The Canadians had mules and Red River carts, instead of wagons and horses;
two mules to each cart - five or six of them - and in case of steep hills they
would hitch three or four of the animals to one cart, always working tandem.
Sometimes a cart would go over, breaking everything in it to pieces; and at
such time Father DeSmet would be just the same, beaming with good humor."
Captain Fitzpatrick led the train of emigrants across the plains, always
riding in advance. At Soda Springs on the northernmost bend of Bear River,
the party separated, the missionaries branching off to where their
destination lay, about 50 miles northward. "After getting all the
information we could from Captain Fitzpatrick," continues Bidwell, "we
regretfully bade goodbye to our fellow-emigrants, and to Father DeSmet and
his party." The fellow-emigrants alluded to comprised a portion of the party
who concluded to with the missionaries to Fort Hall and thence to Oregon by
the Snake and Columbia Rivers.
Do You Remember?
A. R.
McPhail wonders if there is anyone who remembers when the Produce
Markets were on 11th St. between Broadway and Washington. "This street was a
scene of great activity in the early morning hours, and I recall walking
along here when I was a small boy and watching the hustle and bustle; with
horse-drawn trucks and wagons backed up to the sidewalks. Later the produce
merchants moved to the block on
11th St. between Webster and Harrison, still
later moving to their present location at the lower end of Franklin St. Does
any one remember a church that stood on the northwest corner of 12th and
Brush Streets? When I was a messenger boy I would be sent to this church for
the morning service. My duty was to work a lever that would pump the organ
while the singing was in progress.
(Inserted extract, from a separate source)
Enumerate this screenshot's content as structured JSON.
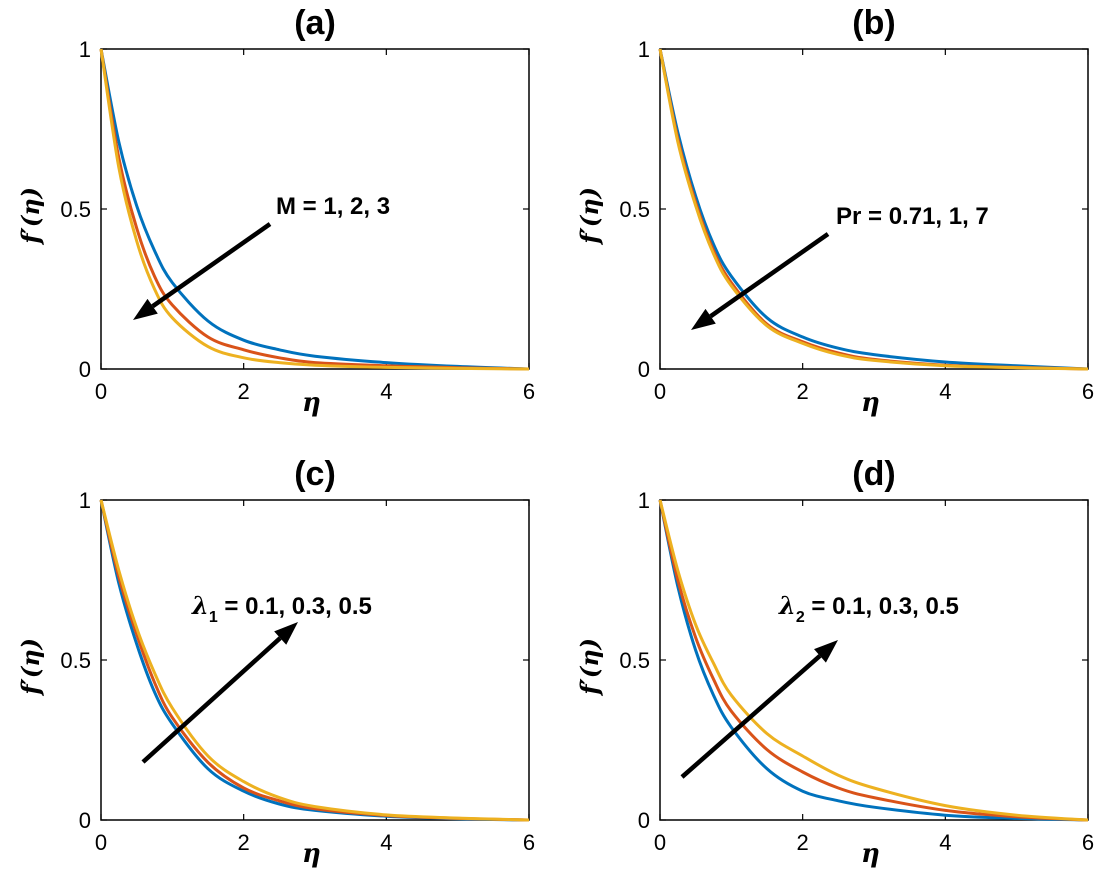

When not employed I had to sit by the
lever, and when given the word to go, I would pump away. It was fast and
furious work, and I was always glad when the speaking started so I could
relax. Does anyone remember the little public library that was located back
of the old city hall on 14th St.? I really lived at that place. It was
wonderful to read the works of Dumas and be one of the three musketeers.
When I think back to that little building and then see our new big public
library, it astounds me. You could put the old building in one corner of the
new one. Nevertheless, the old library played an important part in our young
days. I am very grateful for the knowledge I took from the books there."